There was some meagre consolation in the fact that the Scots showed the defensive resolve to battle to the finish. Given the chance - as he should be - Chris Fusaro will play better and more cool-headed games than this for Scotland, but he will never tackle as tirelessly or fearlessly, or leave himself so drained at the end. England would be justified in blaming the pitch for keeping the scoreline down, but some credit must given to Scotland for an effort that, from very early in the game, mostly looked like a damage-limitation exercise.
Changes? There are cases to be made. Ross Ford suffered the embarrassment of being hooked after 42 minutes, but to leave the hooker on would only have deepened his ignominy, so wretched was the Scotland performance in the lineout. Scott Lawson looked lively in his place.
At least one of the locks should be worried, too, for there was a troubling lack of energy and bounce in that area. Greig Laidlaw must also be vulnerable to a challenge from Chris Cusiter at scrum-half, all the more so as his goal-kicking has been so poor just lately. Al Strokosch appears to have drifted off the scene this year, but how Scotland could have used some of his menace on Saturday.
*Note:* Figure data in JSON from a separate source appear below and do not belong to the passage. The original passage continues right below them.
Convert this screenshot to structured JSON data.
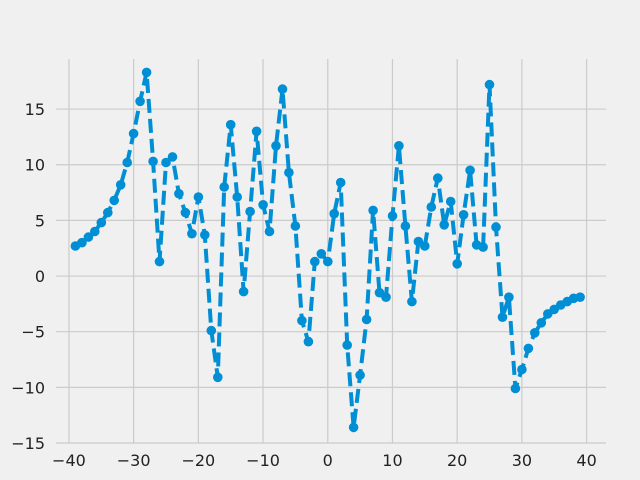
{
  "chart_data": {
    "type": "line",
    "title": "",
    "xlabel": "",
    "ylabel": "",
    "xlim": [
      -42,
      43
    ],
    "ylim": [
      -15,
      19.5
    ],
    "grid": true,
    "x_ticks": [
      -40,
      -30,
      -20,
      -10,
      0,
      10,
      20,
      30,
      40
    ],
    "x_tick_labels": [
      "−40",
      "−30",
      "−20",
      "−10",
      "0",
      "10",
      "20",
      "30",
      "40"
    ],
    "y_ticks": [
      -15,
      -10,
      -5,
      0,
      5,
      10,
      15
    ],
    "y_tick_labels": [
      "−15",
      "−10",
      "−5",
      "0",
      "5",
      "10",
      "15"
    ],
    "series": [
      {
        "color": "#008fd5",
        "line_style": "dashed",
        "marker": "circle",
        "x": [
          -39.0,
          -38.0,
          -37.0,
          -36.0,
          -35.0,
          -34.0,
          -33.0,
          -32.0,
          -31.0,
          -30.0,
          -29.0,
          -28.0,
          -27.0,
          -26.0,
          -25.0,
          -24.0,
          -23.0,
          -22.0,
          -21.0,
          -20.0,
          -19.0,
          -18.0,
          -17.0,
          -16.0,
          -15.0,
          -14.0,
          -13.0,
          -12.0,
          -11.0,
          -10.0,
          -9.0,
          -8.0,
          -7.0,
          -6.0,
          -5.0,
          -4.0,
          -3.0,
          -2.0,
          -1.0,
          0.0,
          1.0,
          2.0,
          3.0,
          4.0,
          5.0,
          6.0,
          7.0,
          8.0,
          9.0,
          10.0,
          11.0,
          12.0,
          13.0,
          14.0,
          15.0,
          16.0,
          17.0,
          18.0,
          19.0,
          20.0,
          21.0,
          22.0,
          23.0,
          24.0,
          25.0,
          26.0,
          27.0,
          28.0,
          29.0,
          30.0,
          31.0,
          32.0,
          33.0,
          34.0,
          35.0,
          36.0,
          37.0,
          38.0,
          39.0
        ],
        "y": [
          2.7,
          3.0,
          3.5,
          4.0,
          4.8,
          5.7,
          6.8,
          8.2,
          10.2,
          12.8,
          15.7,
          18.3,
          10.3,
          1.3,
          10.2,
          10.7,
          7.4,
          5.7,
          3.8,
          7.1,
          3.7,
          -4.9,
          -9.1,
          8.0,
          13.6,
          7.1,
          -1.4,
          5.8,
          13.0,
          6.4,
          4.0,
          11.7,
          16.8,
          9.3,
          4.5,
          -4.0,
          -5.9,
          1.3,
          2.0,
          1.3,
          5.6,
          8.4,
          -6.2,
          -13.6,
          -8.9,
          -3.9,
          5.9,
          -1.5,
          -1.9,
          5.4,
          11.7,
          4.5,
          -2.3,
          3.1,
          2.7,
          6.2,
          8.8,
          4.6,
          6.7,
          1.1,
          5.5,
          9.5,
          2.8,
          2.6,
          17.2,
          4.4,
          -3.7,
          -1.9,
          -10.1,
          -8.4,
          -6.5,
          -5.1,
          -4.2,
          -3.4,
          -3.0,
          -2.6,
          -2.3,
          -2.0,
          -1.9
        ]
      }
    ]
  }
}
But England plough on. Stuart Lancaster, their estimable coach, has screwed together a front five of stalwart, yeoman virtues, has a couple of blasters in the second row and an immense talent in the shape of Billy Vunipola at No.8. In the Murrayfield slurry, his strike runners behind the scrum also showed a cutting edge in conditions that might have been expected to blunt them. They, at least, will have gone home laughing.